Anzitutto, intorno ai centri per massaggi aleggia la reputazione di luoghi promiscui – anche quando non vengono, di fatto, offerte prestazioni sessuali ai clienti – al punto che molte donne preferiscono tenere segreto il fatto che vi lavorino. Che siano sex worker o meno, le asiatiche ivi impiegate vanno soggette a un’intersezione di odii: xenofobia, sessismo, puttanofobia. Le lavoratrici del sesso dei centri per massaggi subiscono furti e molestie. Vivono una condizione di marginalità e precariato che si è aggravata con la pandemia, anche in virtù del fatto che molte di loro non hanno potuto astenersi dal lavorare poiché prive dei requisiti per l’accesso ai sussidi, mettendo così a rischio la propria salute e la propria incolumità.
Butterfly, una rete di supporto per le sex worker asiatiche e migranti che opera negli Stati Uniti e in Canada, rivela poi, che la ragione per cui molte preferiscono non denunciare le aggressioni, i furti o le molestie subite sul posto di lavoro è la seguente: hanno molto più da temere dalla polizia che non dai clienti. Spessissimo, le denunce che le lavoratrici sporgono agli agenti si trasformano in investigazioni, dossier, vessazioni, criminalizzazione delle stesse sex worker. In tantissime raccontano di essere state ricattate, minacciate, perquisite, perseguitate da membri delle forze dell’ordine. Così, hanno imparato che, per portare serenamente avanti le proprie attività, devono stare alla larga dalla polizia. A causa della barriera linguistica, vengono fraintese o pregiudicate quando interrogate; a causa dello stato di clandestinità, alcune rischiano la deportazione.
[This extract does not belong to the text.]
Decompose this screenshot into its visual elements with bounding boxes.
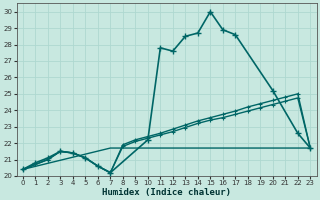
X-axis label: Humidex (Indice chaleur): Humidex (Indice chaleur) (102, 188, 231, 197)
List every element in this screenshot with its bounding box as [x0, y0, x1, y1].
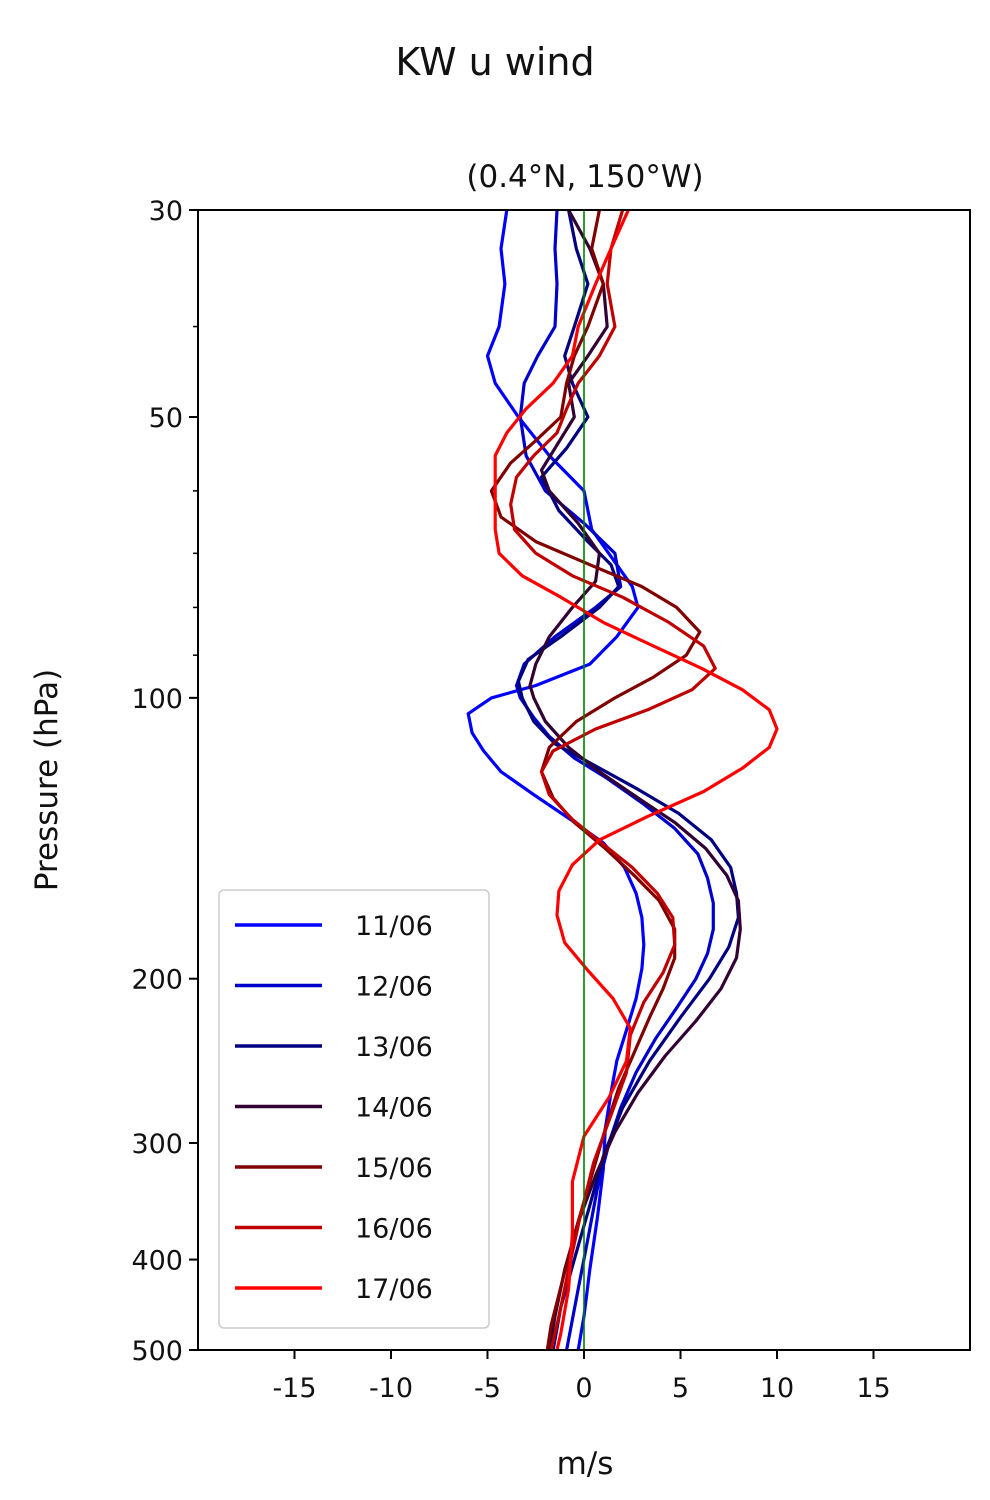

Alla barriera linguistica si deve, tra le altre cose, anche la scelta di offrire prestazioni sessuali nei centri massaggi o lavorare come escort: le alternative proposte dalla land of opportunities alle migranti asiatiche sono il lavoro in fabbrica o nei ristoranti, con turni massacranti e paghe che non permettono loro di sfamare la famiglia o pagare l’affitto, e il sex work. Scelgono, così, di lavorare nel campo del sesso perché guadagnano meglio e gli orari di lavoro non sono sfiancanti. È una scelta legittima e non meno dignitosa di altre. Mentre la discussione si sofferma sulla possibilità di incrementare i controlli delle forze dell’ordine sui centri massaggi, dunque, bisognerebbe domandarsi perché i crimini d’odio in Occidente finiscano sempre più spesso per limitare le libertà delle vittime. Bisognerebbe, inoltre, soffermarsi a riflettere su come i governi e gli organi di governo, nell’ostinarsi a marginalizzare e a delegittimare chi opera nell’ambito del sex work, contribuiscano di fatto a rendere le donne prede eternamente facili.